🤖 AI Summary
This work addresses the limited generalizability of existing handcrafted uncertainty quantification methods for large language models (LLMs), which often rely on domain-specific knowledge and heuristic rules. The paper introduces, for the first time, an LLM-driven evolutionary search framework that automatically discovers unsupervised uncertainty quantification procedures expressed as Python programs, specifically tailored for atomic fact-checking tasks. By integrating program synthesis with evolutionary optimization, the proposed approach achieves up to a 6.7% improvement in ROC-AUC over the best human-designed methods across nine benchmark datasets and demonstrates exceptional out-of-distribution generalization. Furthermore, the study uncovers fundamental differences among LLMs when employed within evolutionary strategies, establishing a novel paradigm for interpretable uncertainty quantification.
📝 Abstract
Uncertainty quantification (UQ) methods for large language models are predominantly designed by hand based on domain knowledge and heuristics, limiting their scalability and generality. We apply LLM-powered evolutionary search to automatically discover unsupervised UQ methods represented as Python programs.
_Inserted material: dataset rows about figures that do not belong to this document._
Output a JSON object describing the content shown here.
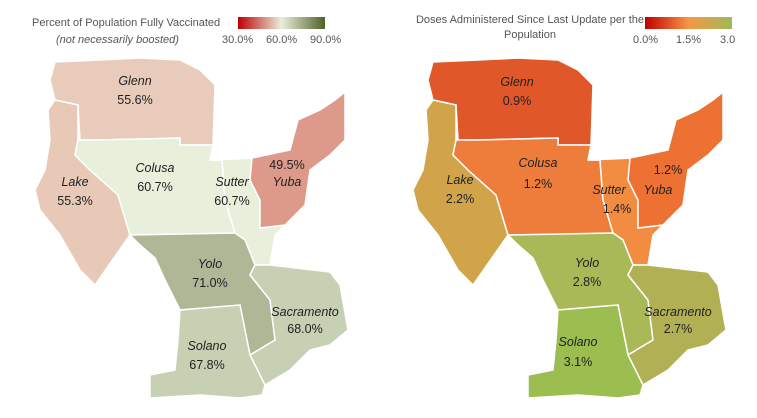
{
  "left_map": {
    "title": "Percent of Population Fully Vaccinated",
    "subtitle": "(not necessarily boosted)",
    "legend": {
      "labels": [
        "30.0%",
        "60.0%",
        "90.0%"
      ],
      "colors": [
        "#c00000",
        "#e8eedc",
        "#4f6228"
      ]
    },
    "counties": [
      {
        "name": "Glenn",
        "value": "55.6%",
        "color": "#e8cbbb"
      },
      {
        "name": "Lake",
        "value": "55.3%",
        "color": "#e8c9b8"
      },
      {
        "name": "Colusa",
        "value": "60.7%",
        "color": "#e8efdb"
      },
      {
        "name": "Sutter",
        "value": "60.7%",
        "color": "#e8efdb"
      },
      {
        "name": "Yuba",
        "value": "49.5%",
        "color": "#dd9a8a"
      },
      {
        "name": "Yolo",
        "value": "71.0%",
        "color": "#afb796"
      },
      {
        "name": "Sacramento",
        "value": "68.0%",
        "color": "#c8d0b3"
      },
      {
        "name": "Solano",
        "value": "67.8%",
        "color": "#c8d0b3"
      }
    ]
  },
  "right_map": {
    "title": "Doses Administered Since Last Update per the Population",
    "legend": {
      "labels": [
        "0.0%",
        "1.5%",
        "3.0"
      ],
      "colors": [
        "#c00000",
        "#f79646",
        "#9bbb59"
      ]
    },
    "counties": [
      {
        "name": "Glenn",
        "value": "0.9%",
        "color": "#e0582a"
      },
      {
        "name": "Lake",
        "value": "2.2%",
        "color": "#d1a44a"
      },
      {
        "name": "Colusa",
        "value": "1.2%",
        "color": "#ee7c3a"
      },
      {
        "name": "Sutter",
        "value": "1.4%",
        "color": "#f28c40"
      },
      {
        "name": "Yuba",
        "value": "1.2%",
        "color": "#ec7132"
      },
      {
        "name": "Yolo",
        "value": "2.8%",
        "color": "#a9b958"
      },
      {
        "name": "Sacramento",
        "value": "2.7%",
        "color": "#b2b055"
      },
      {
        "name": "Solano",
        "value": "3.1%",
        "color": "#9cbd50"
      }
    ]
  }
}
On the task of atomic claim verification, our evolved methods outperform strong manually-designed baselines, achieving up to 6.7% relative ROC-AUC improvement across 9 datasets while generalizing robustly out-of-distribution. Qualitative analysis reveals that different LLMs employ qualitatively distinct evolutionary strategies: Claude models consistently design high-feature-count linear estimators, while Gpt-oss-120B gravitates toward simpler and more interpretable positional weighting schemes. Surprisingly, only Sonnet 4.5 and Opus 4.5 reliably leverage increased method complexity to improve performance -- Opus 4.6 shows an unexpected regression relative to its predecessor. Overall, our results indicate that LLM-powered evolutionary search is a promising paradigm for automated, interpretable hallucination detector design.